US 12,260,326 B2
Data labeling for synthetic data generation
Austin Walters, Savoy, IL (US); Jeremy Goodsitt, Champaign, IL (US); and Anh Truong, Champaign, IL (US)
Assigned to Capital One Services, LLC, McLean, VA (US)
Filed by Capital One Services, LLC, McLean, VA (US)
Filed on Mar. 3, 2021, as Appl. No. 17/191,254.
Prior Publication US 2022/0284280 A1, Sep. 8, 2022
Int. Cl. G06N 3/08 (2023.01); G06F 16/23 (2019.01); G06N 3/044 (2023.01)
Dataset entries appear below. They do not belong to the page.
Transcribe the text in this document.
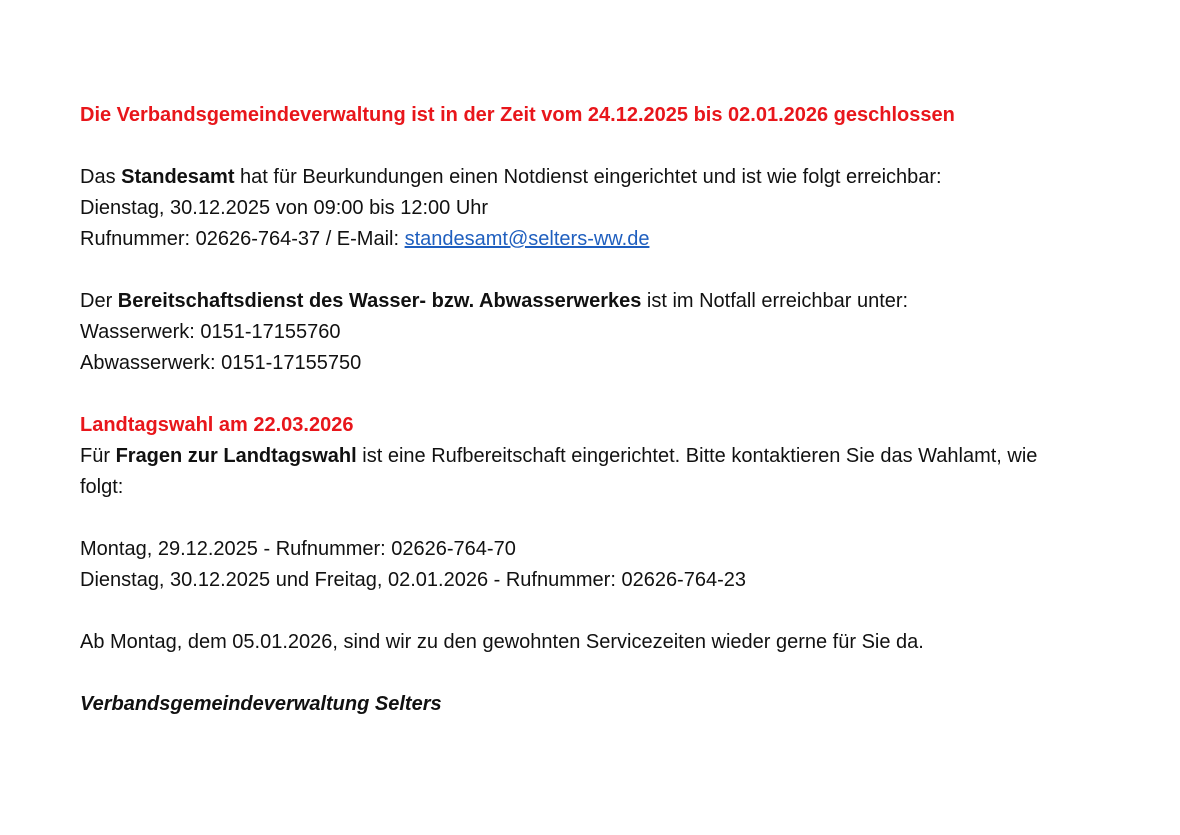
Die Verbandsgemeindeverwaltung ist in der Zeit vom 24.12.2025 bis 02.01.2026 geschlossen
Das Standesamt hat für Beurkundungen einen Notdienst eingerichtet und ist wie folgt erreichbar:
Dienstag, 30.12.2025 von 09:00 bis 12:00 Uhr
Rufnummer: 02626-764-37 / E-Mail: standesamt@selters-ww.de
Der Bereitschaftsdienst des Wasser- bzw. Abwasserwerkes ist im Notfall erreichbar unter:
Wasserwerk: 0151-17155760
Abwasserwerk: 0151-17155750
Landtagswahl am 22.03.2026
Für Fragen zur Landtagswahl ist eine Rufbereitschaft eingerichtet. Bitte kontaktieren Sie das Wahlamt, wie folgt:
Montag, 29.12.2025 - Rufnummer: 02626-764-70
Dienstag, 30.12.2025 und Freitag, 02.01.2026 - Rufnummer: 02626-764-23
Ab Montag, dem 05.01.2026, sind wir zu den gewohnten Servicezeiten wieder gerne für Sie da.
Verbandsgemeindeverwaltung Selters
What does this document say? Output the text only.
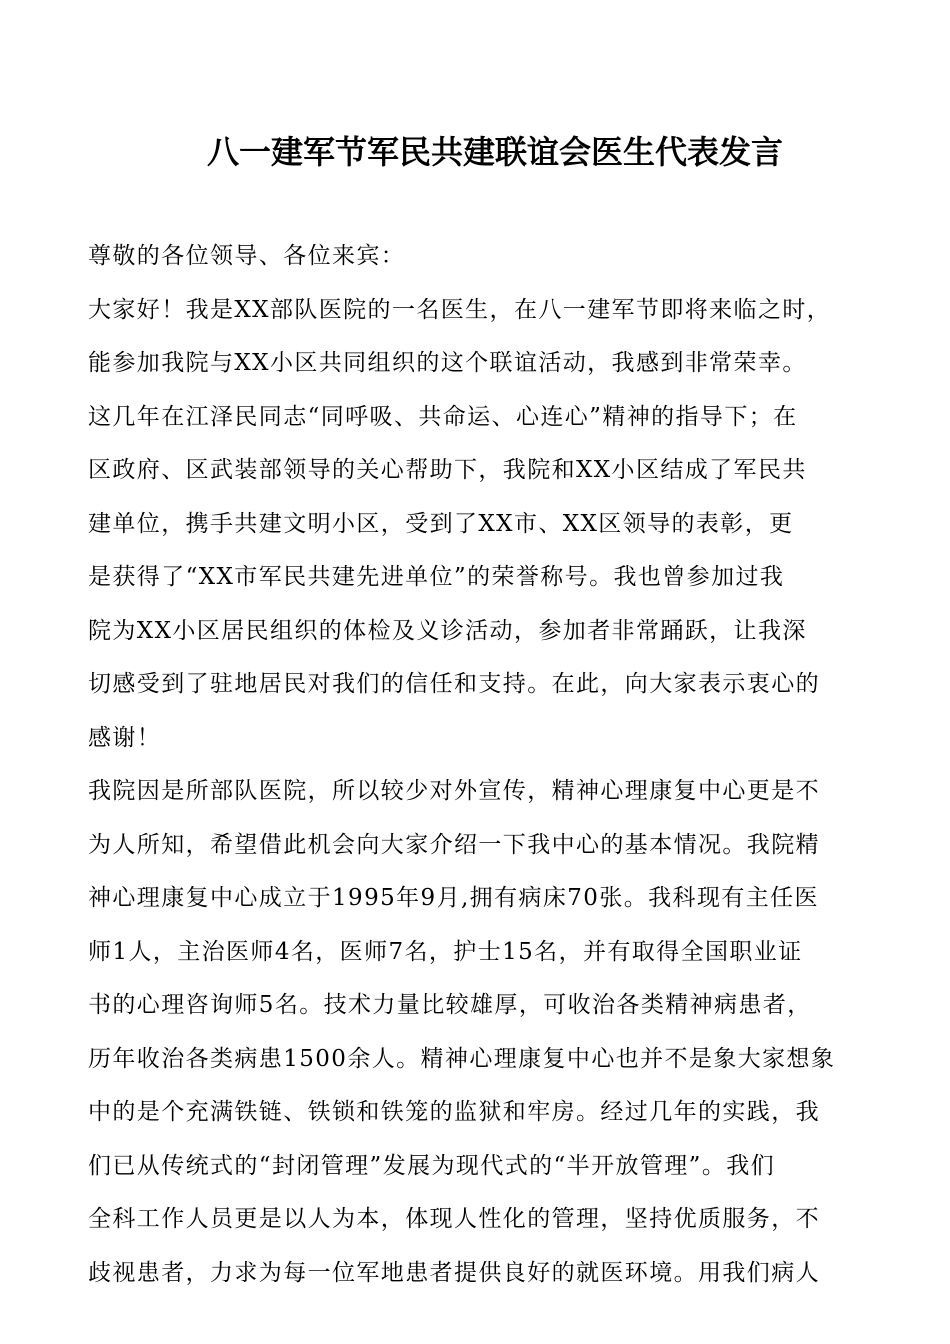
八一建军节军民共建联谊会医生代表发言
尊敬的各位领导、各位来宾：
大家好！我是XX部队医院的一名医生，在八一建军节即将来临之时，
能参加我院与XX小区共同组织的这个联谊活动，我感到非常荣幸。
这几年在江泽民同志“同呼吸、共命运、心连心”精神的指导下；在
区政府、区武装部领导的关心帮助下，我院和XX小区结成了军民共
建单位，携手共建文明小区，受到了XX市、XX区领导的表彰，更
是获得了“XX市军民共建先进单位”的荣誉称号。我也曾参加过我
院为XX小区居民组织的体检及义诊活动，参加者非常踊跃，让我深
切感受到了驻地居民对我们的信任和支持。在此，向大家表示衷心的
感谢！
我院因是所部队医院，所以较少对外宣传，精神心理康复中心更是不
为人所知，希望借此机会向大家介绍一下我中心的基本情况。我院精
神心理康复中心成立于1995年9月,拥有病床70张。我科现有主任医
师1人，主治医师4名，医师7名，护士15名，并有取得全国职业证
书的心理咨询师5名。技术力量比较雄厚，可收治各类精神病患者，
历年收治各类病患1500余人。精神心理康复中心也并不是象大家想象
中的是个充满铁链、铁锁和铁笼的监狱和牢房。经过几年的实践，我
们已从传统式的“封闭管理”发展为现代式的“半开放管理”。我们
全科工作人员更是以人为本，体现人性化的管理，坚持优质服务，不
歧视患者，力求为每一位军地患者提供良好的就医环境。用我们病人
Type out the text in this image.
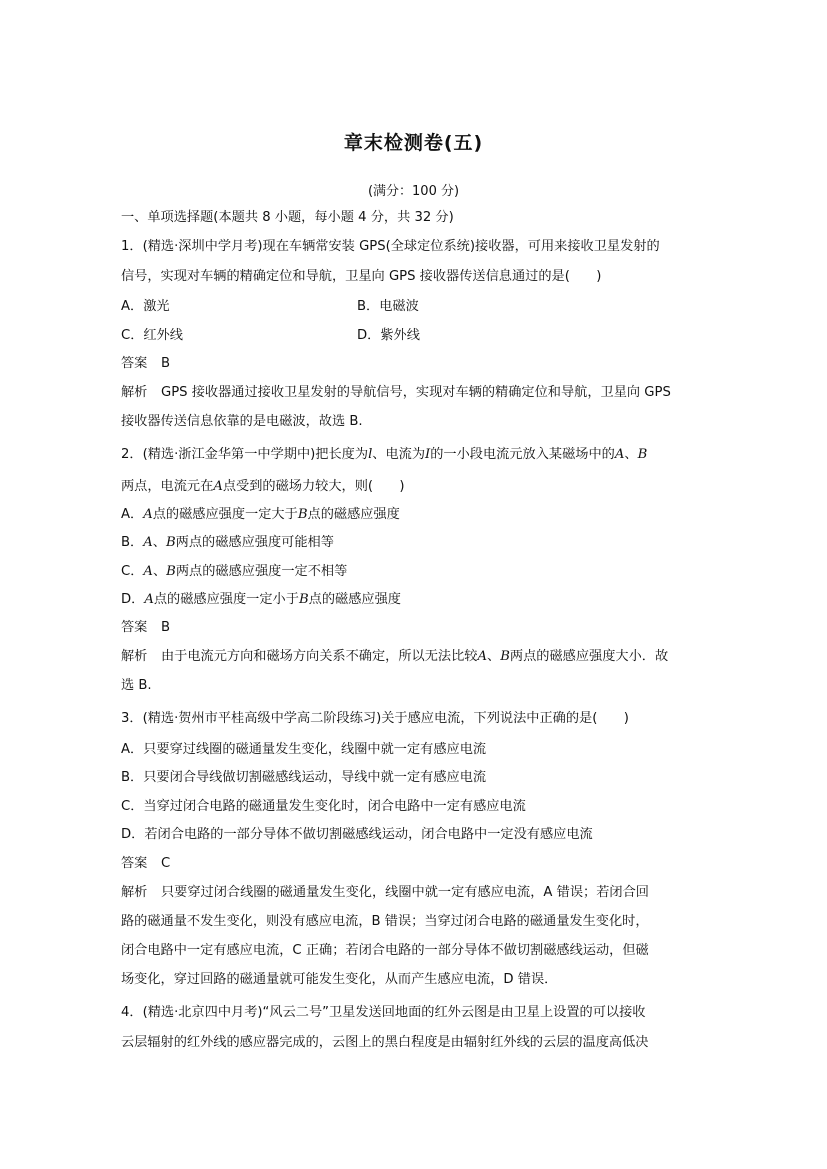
章末检测卷(五)
(满分：100 分)
一、单项选择题(本题共 8 小题，每小题 4 分，共 32 分)
1．(精选·深圳中学月考)现在车辆常安装 GPS(全球定位系统)接收器，可用来接收卫星发射的
信号，实现对车辆的精确定位和导航，卫星向 GPS 接收器传送信息通过的是(　　)
A．激光	B．电磁波
C．红外线	D．紫外线
答案 B
解析 GPS 接收器通过接收卫星发射的导航信号，实现对车辆的精确定位和导航，卫星向 GPS
接收器传送信息依靠的是电磁波，故选 B.
2．(精选·浙江金华第一中学期中)把长度为l、电流为I的一小段电流元放入某磁场中的A、B
两点，电流元在A点受到的磁场力较大，则(　　)
A．A点的磁感应强度一定大于B点的磁感应强度
B．A、B两点的磁感应强度可能相等
C．A、B两点的磁感应强度一定不相等
D．A点的磁感应强度一定小于B点的磁感应强度
答案 B
解析 由于电流元方向和磁场方向关系不确定，所以无法比较A、B两点的磁感应强度大小．故
选 B.
3．(精选·贺州市平桂高级中学高二阶段练习)关于感应电流，下列说法中正确的是(　　)
A．只要穿过线圈的磁通量发生变化，线圈中就一定有感应电流
B．只要闭合导线做切割磁感线运动，导线中就一定有感应电流
C．当穿过闭合电路的磁通量发生变化时，闭合电路中一定有感应电流
D．若闭合电路的一部分导体不做切割磁感线运动，闭合电路中一定没有感应电流
答案 C
解析 只要穿过闭合线圈的磁通量发生变化，线圈中就一定有感应电流，A 错误；若闭合回
路的磁通量不发生变化，则没有感应电流，B 错误；当穿过闭合电路的磁通量发生变化时，
闭合电路中一定有感应电流，C 正确；若闭合电路的一部分导体不做切割磁感线运动，但磁
场变化，穿过回路的磁通量就可能发生变化，从而产生感应电流，D 错误．
4．(精选·北京四中月考)“风云二号”卫星发送回地面的红外云图是由卫星上设置的可以接收
云层辐射的红外线的感应器完成的，云图上的黑白程度是由辐射红外线的云层的温度高低决
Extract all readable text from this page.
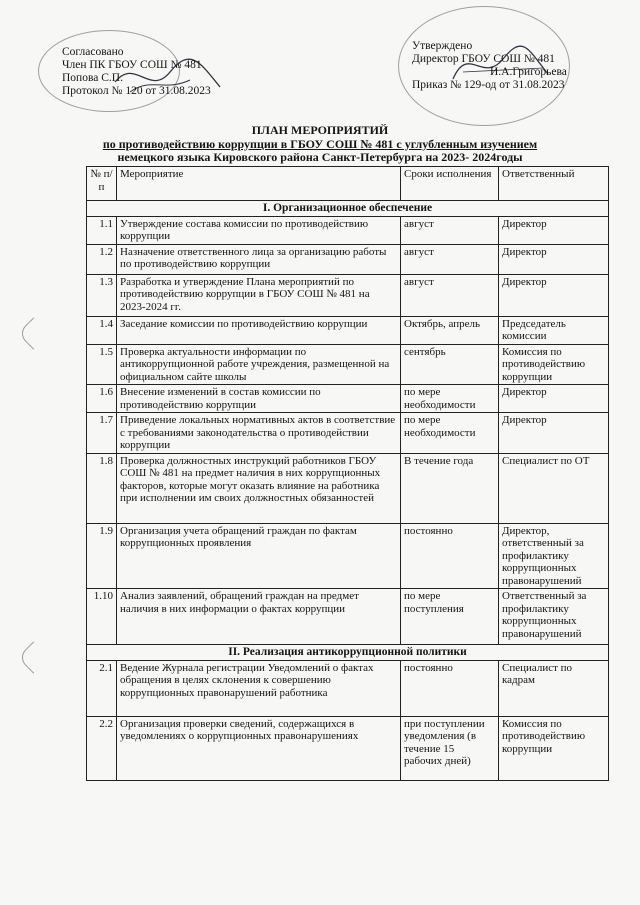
Согласовано
Член ПК ГБОУ СОШ № 481
Попова С.П.
Протокол № 120 от 31.08.2023
Утверждено
Директор ГБОУ СОШ № 481
И.А.Григорьева
Приказ № 129-од от 31.08.2023
ПЛАН МЕРОПРИЯТИЙ
по противодействию коррупции в ГБОУ СОШ № 481 с углубленным изучением
немецкого языка Кировского района Санкт-Петербурга на 2023- 2024годы
№ п/п	Мероприятие	Сроки исполнения	Ответственный
I. Организационное обеспечение			
1.1	Утверждение состава комиссии по противодействию коррупции	август	Директор
1.2	Назначение ответственного лица за организацию работы по противодействию коррупции	август	Директор
1.3	Разработка и утверждение Плана мероприятий по противодействию коррупции в ГБОУ СОШ № 481 на 2023-2024 гг.	август	Директор
1.4	Заседание комиссии по противодействию коррупции	Октябрь, апрель	Председатель комиссии
1.5	Проверка актуальности информации по антикоррупционной работе учреждения, размещенной на официальном сайте школы	сентябрь	Комиссия по противодействию коррупции
1.6	Внесение изменений в состав комиссии по противодействию коррупции	по мере необходимости	Директор
1.7	Приведение локальных нормативных актов в соответствие с требованиями законодательства о противодействии коррупции	по мере необходимости	Директор
1.8	Проверка должностных инструкций работников ГБОУ СОШ № 481 на предмет наличия в них коррупционных факторов, которые могут оказать влияние на работника при исполнении им своих должностных обязанностей	В течение года	Специалист по ОТ
1.9	Организация учета обращений граждан по фактам коррупционных проявления	постоянно	Директор, ответственный за профилактику коррупционных правонарушений
1.10	Анализ заявлений, обращений граждан на предмет наличия в них информации о фактах коррупции	по мере поступления	Ответственный за профилактику коррупционных правонарушений
II. Реализация антикоррупционной политики			
2.1	Ведение Журнала регистрации Уведомлений о фактах обращения в целях склонения к совершению коррупционных правонарушений работника	постоянно	Специалист по кадрам
2.2	Организация проверки сведений, содержащихся в уведомлениях о коррупционных правонарушениях	при поступлении уведомления (в течение 15 рабочих дней)	Комиссия по противодействию коррупции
CPC G06N 3/08 (2013.01) [G06F 16/2379 (2019.01); G06N 3/044 (2023.01)] 20 Claims
OG exemplary drawing
 
1. A method comprising:
receiving, for each text document in a first set of text documents and based on first user input, an indication of a first set of labels, wherein a label indicates a location of confidential information in a text document and a type of the confidential information in the text document and wherein the first set of text documents is of a plurality of text documents;
modifying each document in the first set of text documents, wherein modifying a given first text document comprises redacting, based on one or more labels corresponding to the given first text document, confidential information from the given first text document;
based on the modified first set of text documents and the first set of labels, training a machine learning model to predict one or more labels based on an input text document, wherein predicting a label comprises predicting, for an input text document, a location of confidential information in the input text document and a type of the confidential information in the input text document;
predicting, using the machine learning model, a predicted set of labels for a second set of text documents, wherein the second set of text documents is of the plurality of text documents and wherein predicting a set of labels for a given second text document comprises predicting, for each label, a location of confidential information and a type of the confidential information in the given second text document;
receiving, for the second set of text documents and based on second user input, an indication of a second set of labels;
determining, based on the predicted set of labels and the second set of labels, that the machine learning model satisfies an accuracy threshold, wherein the accuracy threshold is a percentage indicating a degree of correlation between the predicted set of labels and the second set of labels;
predicting, using the machine learning model, a third set of labels for a third set of text documents, wherein the third set of text documents is of the plurality of text documents;
modifying each text document in the third set of text documents based on the third set of labels, wherein modifying a given third text document comprises redacting, based on one or more labels corresponding to the given third text document, confidential information from the given third text document; and
based on the third set of labels and modified third set of text documents and using a synthetic data generator that is configured to generate synthetic data based on indications of labels, generating one or more synthetic text documents, wherein generating a synthetic text document based on a given third text document comprises:
for each label associated with the given third text document, inserting, into the given third text document at a location associated with the label, synthetic data, wherein the synthetic data is based on the type of confidential information associated with the label and replaces the redacted confidential information associated with the label in the given third text document.